“El textil es el pago que hace la Europa del sur por las negociaciones de la Europa del norte.’’ Así de categórico se mostró esta semana el secretario autonómico de Empresa, Pedro Coca, durante su intervención en una jornada sobre modelos de crecimiento y cooperación empresarial.
Ante un auditorio de empresarios y directivos que acudieron convocados por la Asociación para el Progreso de la Dirección (APD) a escuchar experiencias de éxito económico, Coca aseguró que aunque la situación es complicada para el sector la Generalitat no está dispuesta a arrojar la toalla: “No vamos a arrancar las viñas, como pretenden algunos en Europa como fórmula de subvencionar el abandono suave de una actividad, creemos que el sector textil puede seguir compitiendo”.
A juicio del secretario autonómico el comercio exterior valenciano funciona bien y ha experimentado en los últimos años un crecimiento de un 130%. Con el dato pretendía desterrar la idea extendida de que nuestra exportación va mal. Reconoce, eso sí, que las importaciones llevan un ritmo de crecimiento muy fuerte. La situación fue equilibrada hasta que en 2005 dos circunstancias aisladas convergieron para que la tasa de cobertura, la diferencia entre compras y ventas en el exterior, fuera negativa. El cambio de modelo de Ford que supuso una desaceleración de la producción en Almussafes y una climatología adversa que lastró la producción citrícola cambiaron el signo de la balanza comercial.
Coca señala que la situación no es más que una manifestación de una tendencia más general. Para ilustrarlo explicó que un informe de la Conselleria asegura que la UE va a seguir el mismo camino que el comercio exterior español y vaticina que para 2015 ya tendrá tasa negativa.
Para evitar encontrarnos ante este escenario urge introducir medidas correctoras. En el caso valenciano la Generalitat tiene claro que ha de impulsar una mayor diversificación de la exportación tanto geográfica como de actividades. “Hay que diversificar porque nuestra exportación está concentrada en cinco sectores y demasiado dependiente de la demanda de nuestros vecinos”, concluye el análisis de Coca.

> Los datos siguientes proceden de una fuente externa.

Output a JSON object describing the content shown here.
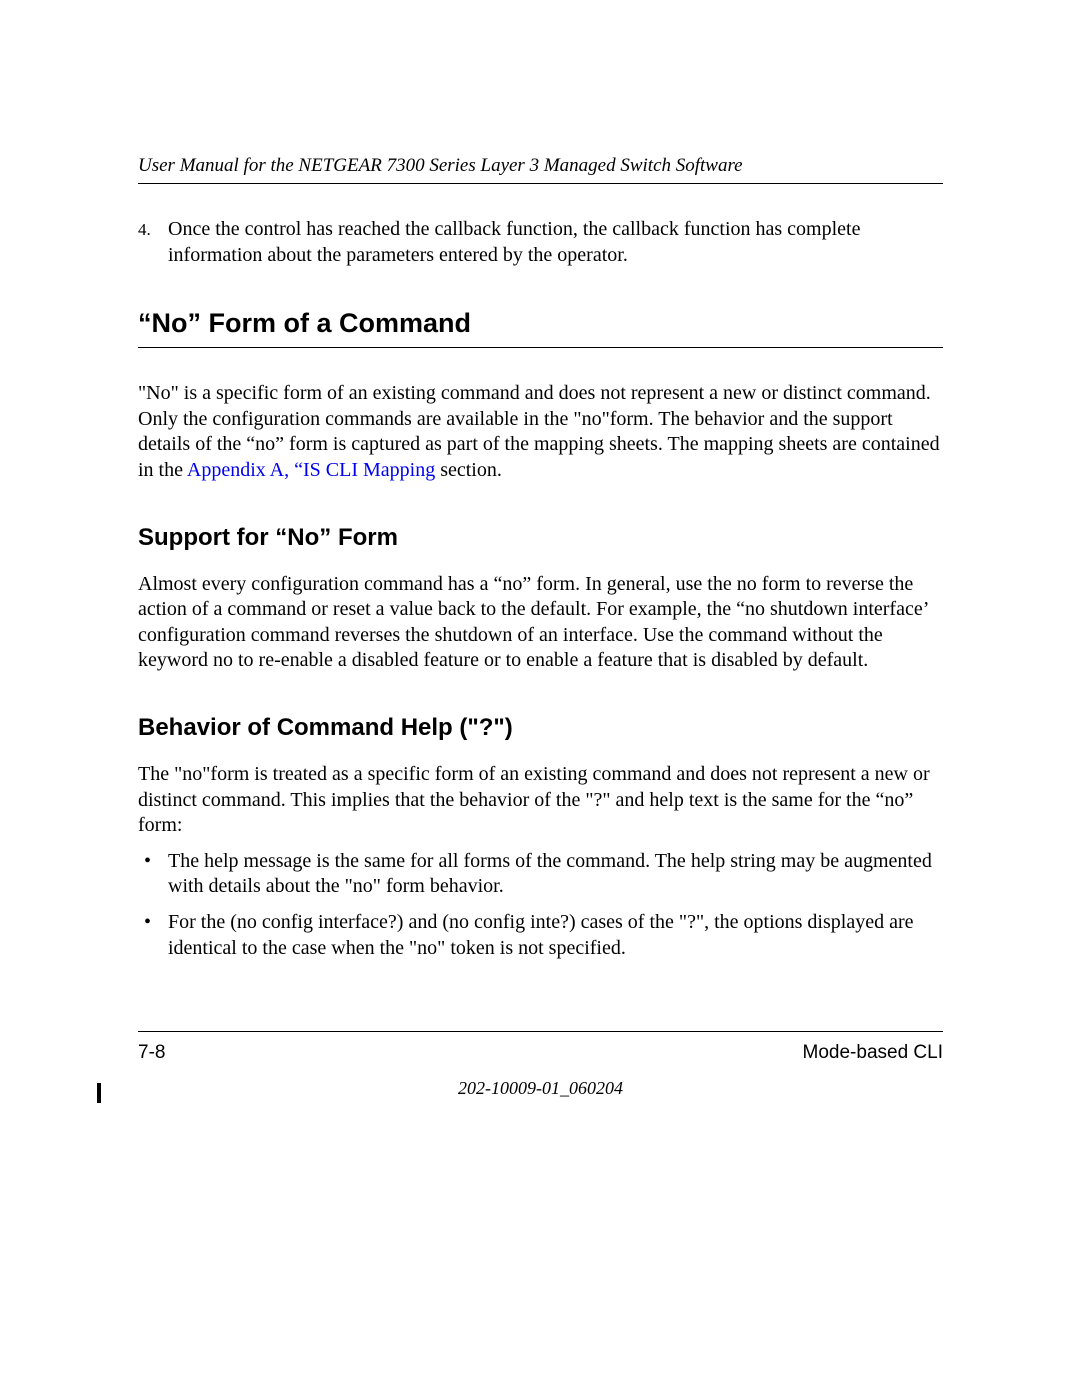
{
  "header": {
    "title": "User Manual for the NETGEAR 7300 Series Layer 3 Managed Switch Software"
  },
  "ordered": {
    "number": "4.",
    "text": "Once the control has reached the callback function, the callback function has complete information about the parameters entered by the operator."
  },
  "section1": {
    "heading": "“No” Form of a Command",
    "para_before": "\"No\" is a specific form of an existing command and does not represent a new or distinct command. Only the configuration commands are available in the \"no\"form. The behavior and the support details of the “no” form is captured as part of the mapping sheets. The mapping sheets are contained in the ",
    "link": "Appendix A, “IS CLI Mapping",
    "para_after": " section."
  },
  "section2": {
    "heading": "Support for “No” Form",
    "para": "Almost every configuration command has a “no” form. In general, use the no form to reverse the action of a command or reset a value back to the default. For example, the “no shutdown interface’ configuration command reverses the shutdown of an interface. Use the command without the keyword no to re-enable a disabled feature or to enable a feature that is disabled by default."
  },
  "section3": {
    "heading": "Behavior of Command Help (\"?\")",
    "para": "The \"no\"form is treated as a specific form of an existing command and does not represent a new or distinct command. This implies that the behavior of the \"?\" and help text is the same for the “no” form:",
    "bullets": [
      "The help message is the same for all forms of the command. The help string may be augmented with details about the \"no\" form behavior.",
      "For the (no config interface?) and (no config inte?) cases of the \"?\", the options displayed are identical to the case when the \"no\" token is not specified."
    ]
  },
  "footer": {
    "page": "7-8",
    "section": "Mode-based CLI",
    "docnum": "202-10009-01_060204"
  }
}
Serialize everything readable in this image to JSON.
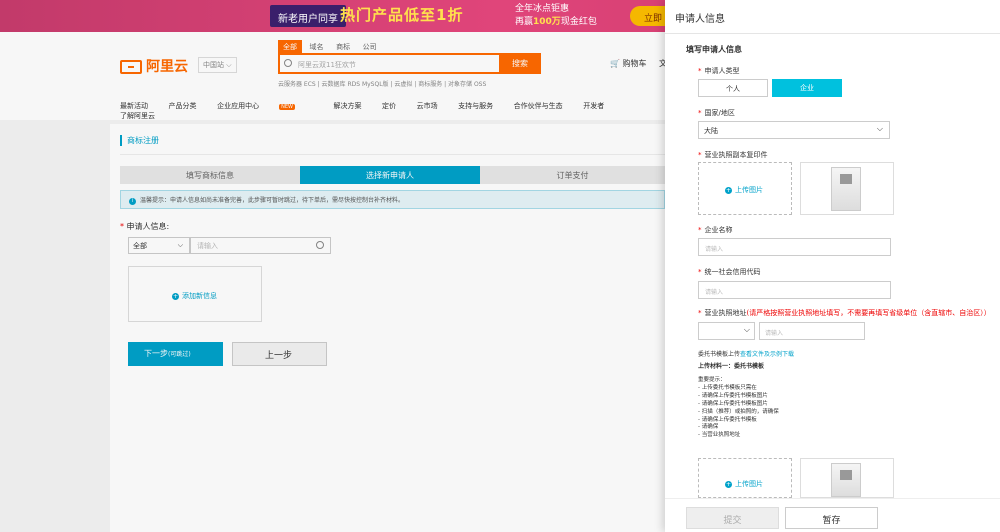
{
  "banner": {
    "prefix": "新老用户同享",
    "headline": "热门产品低至1折",
    "line1": "全年冰点钜惠",
    "line2a": "再赢",
    "line2b": "100万",
    "line2c": "现金红包",
    "button": "立即"
  },
  "header": {
    "logo": "阿里云",
    "site": "中国站 ⌵",
    "search_tabs": [
      "全部",
      "域名",
      "商标",
      "公司"
    ],
    "search_placeholder": "阿里云双11狂欢节",
    "search_button": "搜索",
    "hot": "云服务器 ECS | 云数据库 RDS MySQL版 | 云虚拟 | 商标服务 | 对象存储 OSS",
    "cart": "购物车",
    "cart_more": "文"
  },
  "nav": [
    "最新活动",
    "产品分类",
    "企业应用中心",
    "解决方案",
    "定价",
    "云市场",
    "支持与服务",
    "合作伙伴与生态",
    "开发者",
    "了解阿里云"
  ],
  "nav_badge": "NEW",
  "main": {
    "title": "商标注册",
    "steps": [
      "填写商标信息",
      "选择新申请人",
      "订单支付"
    ],
    "tip": "温馨提示：申请人信息如尚未准备完善，此步骤可暂时跳过，待下单后，需尽快按控制台补齐材料。",
    "applicant_label": "申请人信息:",
    "select_value": "全部",
    "input_placeholder": "请输入",
    "add_label": "添加新信息",
    "next_label": "下一步",
    "next_hint": "(可跳过)",
    "prev_label": "上一步"
  },
  "panel": {
    "title": "申请人信息",
    "section": "填写申请人信息",
    "type_label": "申请人类型",
    "types": [
      "个人",
      "企业"
    ],
    "country_label": "国家/地区",
    "country_value": "大陆",
    "license_label": "营业执照副本复印件",
    "upload_label": "上传图片",
    "company_label": "企业名称",
    "credit_label": "统一社会信用代码",
    "input_placeholder": "请输入",
    "address_label": "营业执照地址",
    "address_warn": "(请严格按照营业执照地址填写，不需要再填写省级单位（含直辖市、自治区））",
    "attorney_a": "委托书模板上传",
    "attorney_b": "查看文件及示例下载",
    "material_label": "上传材料一：委托书模板",
    "notes_title": "重要提示：",
    "notes": [
      "- 上传委托书模板只需在",
      "- 请确保上传委托书模板图片",
      "- 请确保上传委托书模板图片",
      "- 扫描（推荐）或拍照的，请确保",
      "- 请确保上传委托书模板",
      "- 请确保",
      "- 当营业执照地址"
    ],
    "submit": "提交",
    "save": "暂存"
  }
}
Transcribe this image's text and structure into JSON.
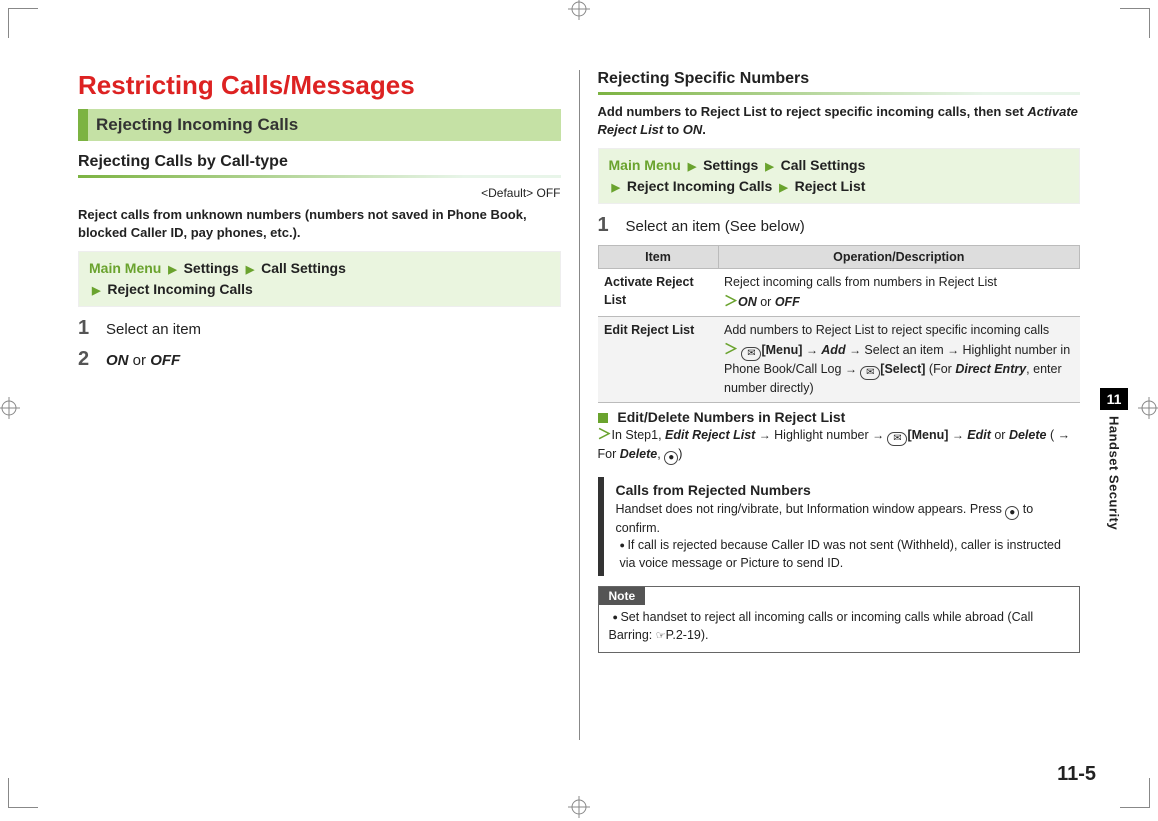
{
  "page_number": "11-5",
  "chapter": {
    "number": "11",
    "title": "Handset Security"
  },
  "left": {
    "page_title": "Restricting Calls/Messages",
    "section_heading": "Rejecting Incoming Calls",
    "sub_heading": "Rejecting Calls by Call-type",
    "default_tag": "<Default> OFF",
    "intro": "Reject calls from unknown numbers (numbers not saved in Phone Book, blocked Caller ID, pay phones, etc.).",
    "nav": {
      "main_menu": "Main Menu",
      "p1": "Settings",
      "p2": "Call Settings",
      "p3": "Reject Incoming Calls"
    },
    "steps": [
      {
        "n": "1",
        "text": "Select an item"
      },
      {
        "n": "2",
        "text_on": "ON",
        "text_or": " or ",
        "text_off": "OFF"
      }
    ]
  },
  "right": {
    "sub_heading": "Rejecting Specific Numbers",
    "intro_a": "Add numbers to Reject List to reject specific incoming calls, then set ",
    "intro_activate": "Activate Reject List",
    "intro_to": " to ",
    "intro_on": "ON",
    "intro_period": ".",
    "nav": {
      "main_menu": "Main Menu",
      "p1": "Settings",
      "p2": "Call Settings",
      "p3": "Reject Incoming Calls",
      "p4": "Reject List"
    },
    "step1": {
      "n": "1",
      "text": "Select an item (See below)"
    },
    "table": {
      "col_item": "Item",
      "col_op": "Operation/Description",
      "rows": [
        {
          "item": "Activate Reject List",
          "desc_a": "Reject incoming calls from numbers in Reject List",
          "on": "ON",
          "or": " or ",
          "off": "OFF"
        },
        {
          "item": "Edit Reject List",
          "desc_a": "Add numbers to Reject List to reject specific incoming calls",
          "menu": "[Menu]",
          "add": "Add",
          "sel_item": "Select an item",
          "highlight": "Highlight number in Phone Book/Call Log",
          "select": "[Select]",
          "for": " (For ",
          "direct_entry": "Direct Entry",
          "tail": ", enter number directly)"
        }
      ]
    },
    "edit_delete": {
      "title": "Edit/Delete Numbers in Reject List",
      "pre": "In Step1, ",
      "erl": "Edit Reject List",
      "hl": "Highlight number",
      "menu": "[Menu]",
      "edit": "Edit",
      "or": " or ",
      "delete": "Delete",
      "for": " ( → For ",
      "delete2": "Delete",
      "tail": ", "
    },
    "tip": {
      "title": "Calls from Rejected Numbers",
      "body_a": "Handset does not ring/vibrate, but Information window appears. Press ",
      "body_b": " to confirm.",
      "bullet": "If call is rejected because Caller ID was not sent (Withheld), caller is instructed via voice message or Picture to send ID."
    },
    "note": {
      "label": "Note",
      "body_a": "Set handset to reject all incoming calls or incoming calls while abroad (Call Barring: ",
      "ref": "P.2-19",
      "tail": ")."
    }
  }
}
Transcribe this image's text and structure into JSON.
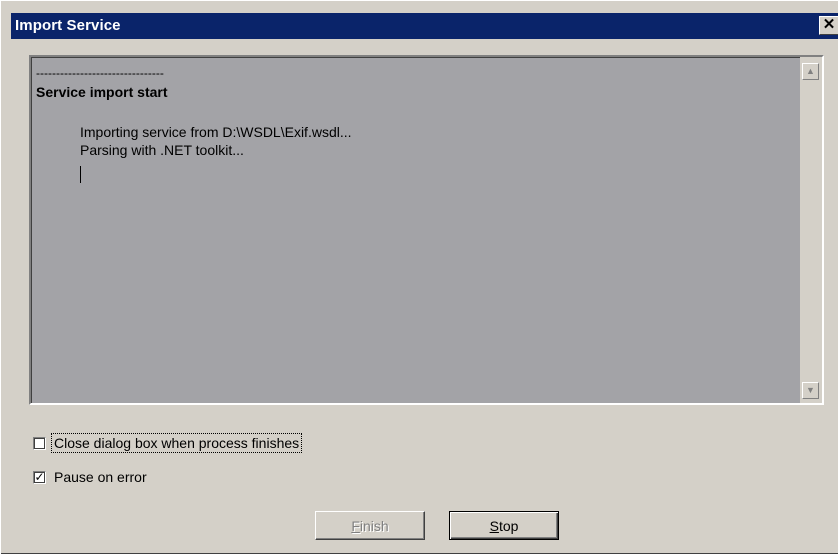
{
  "window": {
    "title": "Import Service",
    "close_glyph": "✕"
  },
  "log": {
    "divider": "--------------------------------",
    "heading": "Service import start",
    "lines": [
      "Importing service from D:\\WSDL\\Exif.wsdl...",
      "Parsing with .NET toolkit..."
    ]
  },
  "scrollbar": {
    "up_icon": "scroll-up-arrow-icon",
    "down_icon": "scroll-down-arrow-icon"
  },
  "options": {
    "close_dialog": {
      "label": "Close dialog box when process finishes",
      "checked": false
    },
    "pause_on_error": {
      "label": "Pause on error",
      "checked": true
    }
  },
  "buttons": {
    "finish": {
      "mnemonic": "F",
      "rest": "inish",
      "enabled": false
    },
    "stop": {
      "mnemonic": "S",
      "rest": "top",
      "enabled": true
    }
  },
  "colors": {
    "titlebar": "#0a246a",
    "dialog_bg": "#d4d0c8",
    "log_bg": "#a3a3a7"
  }
}
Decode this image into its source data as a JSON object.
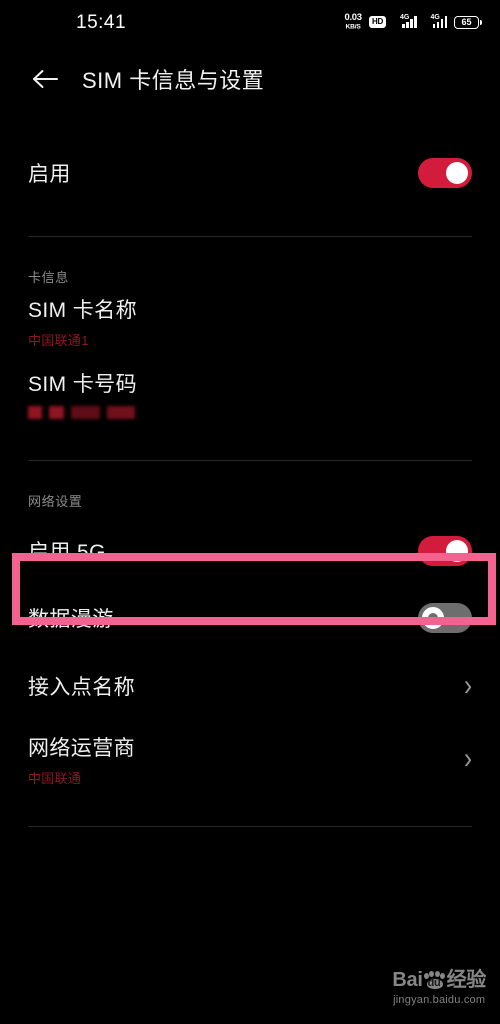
{
  "status_bar": {
    "time": "15:41",
    "net_speed_value": "0.03",
    "net_speed_unit": "KB/S",
    "hd_label": "HD",
    "sim1_network": "4G",
    "sim2_network": "4G",
    "battery_level": "65"
  },
  "app_bar": {
    "back_icon": "back-arrow-icon",
    "title": "SIM 卡信息与设置"
  },
  "enable_row": {
    "label": "启用",
    "toggle_state": "on"
  },
  "card_info": {
    "section_label": "卡信息",
    "sim_name": {
      "label": "SIM 卡名称",
      "value": "中国联通1"
    },
    "sim_number": {
      "label": "SIM 卡号码",
      "value": "",
      "masked": true
    }
  },
  "network_settings": {
    "section_label": "网络设置",
    "enable_5g": {
      "label": "启用 5G",
      "toggle_state": "on",
      "highlighted": true
    },
    "data_roaming": {
      "label": "数据漫游",
      "toggle_state": "off"
    },
    "apn": {
      "label": "接入点名称",
      "chevron_icon": "chevron-right-icon"
    },
    "carrier": {
      "label": "网络运营商",
      "value": "中国联通",
      "chevron_icon": "chevron-right-icon"
    }
  },
  "watermark": {
    "brand_prefix": "Bai",
    "brand_paw_text": "du",
    "brand_suffix": "经验",
    "url": "jingyan.baidu.com"
  },
  "colors": {
    "background": "#000000",
    "toggle_on": "#d31c3b",
    "toggle_off": "#6e6e6e",
    "subtitle_red": "#8f1522",
    "highlight_pink": "#f4638f",
    "divider": "#262626"
  }
}
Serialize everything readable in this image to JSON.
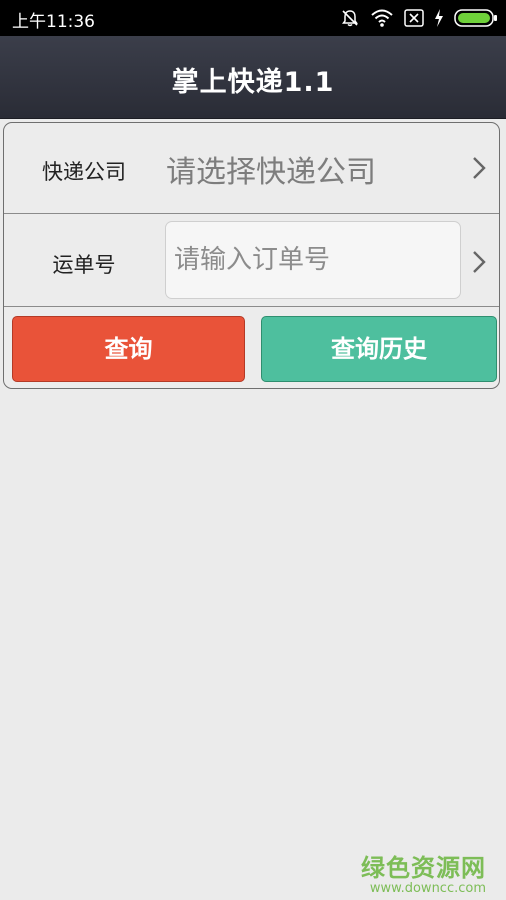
{
  "status_bar": {
    "time": "上午11:36",
    "icons": [
      "mute-icon",
      "wifi-icon",
      "sim-icon",
      "charging-icon",
      "battery-icon"
    ]
  },
  "app_bar": {
    "title": "掌上快递1.1"
  },
  "form": {
    "company_label": "快递公司",
    "company_placeholder": "请选择快递公司",
    "waybill_label": "运单号",
    "waybill_placeholder": "请输入订单号",
    "waybill_value": ""
  },
  "buttons": {
    "query_label": "查询",
    "history_label": "查询历史"
  },
  "watermark": {
    "name": "绿色资源网",
    "url": "www.downcc.com"
  },
  "colors": {
    "app_bar": "#2f323d",
    "query_button": "#e95339",
    "history_button": "#4ebf9e",
    "background": "#ebebeb",
    "watermark": "#7dbd57"
  }
}
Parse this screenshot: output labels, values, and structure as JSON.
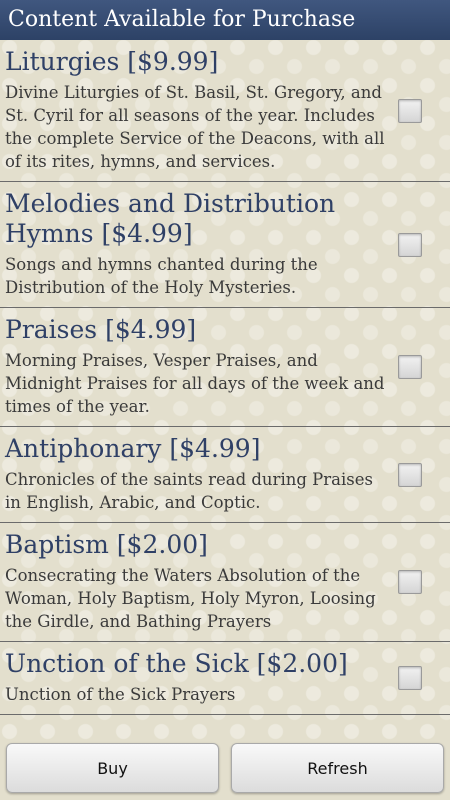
{
  "header": {
    "title": "Content Available for Purchase"
  },
  "items": [
    {
      "title": "Liturgies [$9.99]",
      "description": "Divine Liturgies of St. Basil, St. Gregory, and St. Cyril for all seasons of the year. Includes the complete Service of the Deacons, with all of its rites, hymns, and services.",
      "checked": false
    },
    {
      "title": "Melodies and Distribution Hymns [$4.99]",
      "description": "Songs and hymns chanted during the Distribution of the Holy Mysteries.",
      "checked": false
    },
    {
      "title": "Praises [$4.99]",
      "description": "Morning Praises, Vesper Praises, and Midnight Praises for all days of the week and times of the year.",
      "checked": false
    },
    {
      "title": "Antiphonary [$4.99]",
      "description": "Chronicles of the saints read during Praises in English, Arabic, and Coptic.",
      "checked": false
    },
    {
      "title": "Baptism [$2.00]",
      "description": "Consecrating the Waters Absolution of the Woman, Holy Baptism, Holy Myron, Loosing the Girdle, and Bathing Prayers",
      "checked": false
    },
    {
      "title": "Unction of the Sick [$2.00]",
      "description": "Unction of the Sick Prayers",
      "checked": false
    }
  ],
  "buttons": {
    "buy_label": "Buy",
    "refresh_label": "Refresh"
  }
}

Por encima de estrategias concretas, la clave para poder seguir creciendo a las tasas que han impulsado la “década prodigiosa” de la economía valenciana pasa por recuperar productividad.
Aunque no hay una receta mágica para lograr que el PIB crezca más que el empleo, Coca se atreve a concretar algunos de los frentes donde hay que intervenir decididamente: innovación, inversión, capital humano y formación, fomento del emprendedor, mercado laboral y un marco regulador que fomente la competencia.